サンガー法の基礎的なことを教わりました。自分でプライマーを組んで増やして…というレベルだったので、本当に基礎中の基礎レベルです。もともとこちらでは実験の経験はまったくなく、学位もNICUを退院した患者さんの低身長の解析などで、きわめて臨床的でした。
Q. 医局として、留学の行きやすさについてはどう感じていますか?
ウェルカムだったかはわかりませんが、人手が少ない時期だったので迷惑をかけたとは思っています。当時は一緒に入局した人が4人いて、みんな今はばらばらになっていますが、その時期に医局にいてくれていたので助かりました。なのでこれから自分がやれることは、岩手県で子どもたちの診断や治療のほかに、医局の若手を増やして、色々なことができるようにしてあげることが一番だと思っています。
Q. 留学の経験が生きたことや、価値観やものの見方や考え方の変化はありますか?
ものの見方や考え方は大筋では変わっていないと思います。ただ、別の世界、特に都市部の医療を知ることができたことは大きいと思います。都心では専門の先生がちょっと移動すればいますが、こちらではそうはいきません。だからできるだけ知識を増やして、見逃さないようにする。必要な手術は東京に紹介しますし、難しいのも相談しながらやれる範囲でやる。できない場合はお願いする…といった行き来はしやすくなったと思います。昔よりは相談のハードルが下がったことは大きいですね。
Q. 入局や留学などに興味がある方に向けてのメッセージをお願いします。
赤坂教授がとても気を遣ってくださることもあって時間の自由度が非常に高いので、やりたいことをかなえられるのは間違いないです。医局の雰囲気も明るくなっています。岩手医大卒の先生だけでなくさまざまな地域から来ている人が多く、赤坂先生や石川先生などがうまくまとめて集団として成り立っていると思います。

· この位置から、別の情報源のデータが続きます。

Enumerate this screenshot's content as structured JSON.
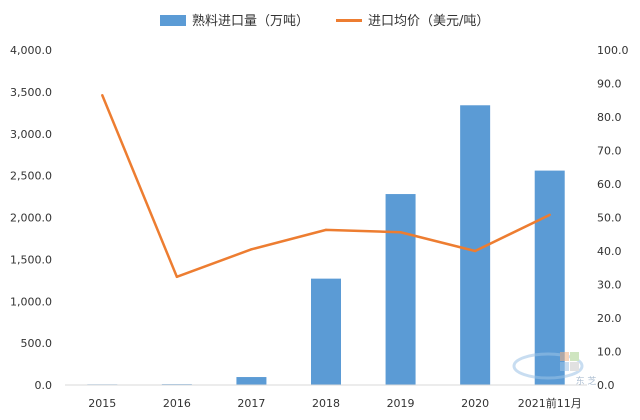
{
  "chart_data": {
    "type": "bar",
    "categories": [
      "2015",
      "2016",
      "2017",
      "2018",
      "2019",
      "2020",
      "2021前11月"
    ],
    "series": [
      {
        "name": "熟料进口量（万吨）",
        "type": "bar",
        "axis": "left",
        "color": "#5b9bd5",
        "values": [
          8,
          10,
          95,
          1270,
          2280,
          3340,
          2560
        ]
      },
      {
        "name": "进口均价（美元/吨）",
        "type": "line",
        "axis": "right",
        "color": "#ed7d31",
        "values": [
          86.5,
          32.3,
          40.5,
          46.3,
          45.6,
          40.0,
          50.8
        ]
      }
    ],
    "y_left": {
      "lim": [
        0,
        4000
      ],
      "ticks": [
        0,
        500,
        1000,
        1500,
        2000,
        2500,
        3000,
        3500,
        4000
      ],
      "tick_labels": [
        "0.0",
        "500.0",
        "1,000.0",
        "1,500.0",
        "2,000.0",
        "2,500.0",
        "3,000.0",
        "3,500.0",
        "4,000.0"
      ]
    },
    "y_right": {
      "lim": [
        0,
        100
      ],
      "ticks": [
        0,
        10,
        20,
        30,
        40,
        50,
        60,
        70,
        80,
        90,
        100
      ],
      "tick_labels": [
        "0.0",
        "10.0",
        "20.0",
        "30.0",
        "40.0",
        "50.0",
        "60.0",
        "70.0",
        "80.0",
        "90.0",
        "100.0"
      ]
    },
    "grid": false,
    "legend": "top-center"
  },
  "watermark": {
    "icon": "logo-icon",
    "text": "东 芝"
  }
}
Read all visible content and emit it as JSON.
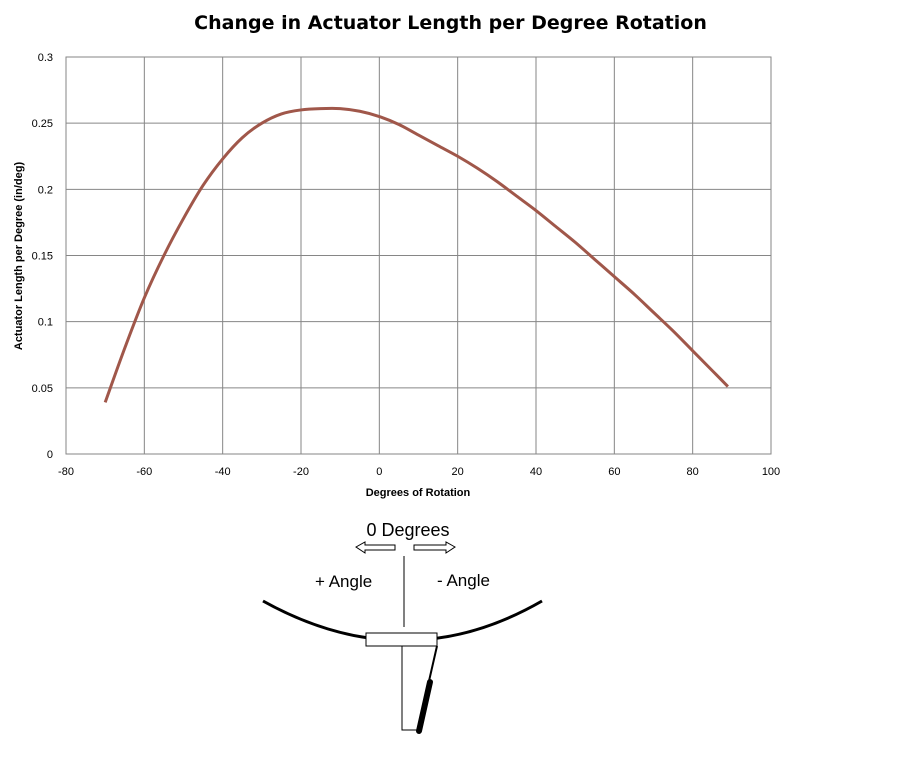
{
  "chart_data": {
    "type": "line",
    "title": "Change in Actuator Length per Degree Rotation",
    "xlabel": "Degrees of Rotation",
    "ylabel": "Actuator Length per Degree (in/deg)",
    "xlim": [
      -80,
      100
    ],
    "ylim": [
      0,
      0.3
    ],
    "x_ticks": [
      -80,
      -60,
      -40,
      -20,
      0,
      20,
      40,
      60,
      80,
      100
    ],
    "y_ticks": [
      0,
      0.05,
      0.1,
      0.15,
      0.2,
      0.25,
      0.3
    ],
    "x_tick_labels": [
      "-80",
      "-60",
      "-40",
      "-20",
      "0",
      "20",
      "40",
      "60",
      "80",
      "100"
    ],
    "y_tick_labels": [
      "0",
      "0.05",
      "0.1",
      "0.15",
      "0.2",
      "0.25",
      "0.3"
    ],
    "grid": true,
    "legend": "none",
    "series_color": "#A0574A",
    "series": [
      {
        "x": [
          -70,
          -65,
          -60,
          -55,
          -50,
          -45,
          -40,
          -35,
          -30,
          -25,
          -20,
          -15,
          -10,
          -5,
          0,
          5,
          10,
          15,
          20,
          25,
          30,
          35,
          40,
          45,
          50,
          55,
          60,
          65,
          70,
          75,
          80,
          85,
          89
        ],
        "values": [
          0.039,
          0.08,
          0.118,
          0.15,
          0.178,
          0.203,
          0.223,
          0.239,
          0.25,
          0.257,
          0.26,
          0.261,
          0.261,
          0.259,
          0.255,
          0.249,
          0.241,
          0.233,
          0.225,
          0.216,
          0.206,
          0.195,
          0.184,
          0.172,
          0.16,
          0.147,
          0.134,
          0.121,
          0.107,
          0.093,
          0.078,
          0.063,
          0.051
        ]
      }
    ]
  },
  "diagram": {
    "zero_label": "0 Degrees",
    "plus_label": "+ Angle",
    "minus_label": "- Angle"
  }
}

学びたいことや行きたいところ、学習の向上に関することなどは、ある程のスキルを持ったうえで理由と目的があればかなえてくれると思います。積極的に取り組める環境です。
Tagopedia
田子秘書が見た和田Dr.の
スゴイところ!
とてもユーモア溢れる先生で、若い先生方に慕われてるなーと感じます。
そばでみていて和田先生とお話ししている先生方とても楽しそうですし、話した後は先生方が元気になっている気がして、いつも和田先生に元気をもらっているんだなー!と感じております。
そして診療や会議等で真剣にお話しされている姿のギャップが、とっても素敵でかっこいい先生です。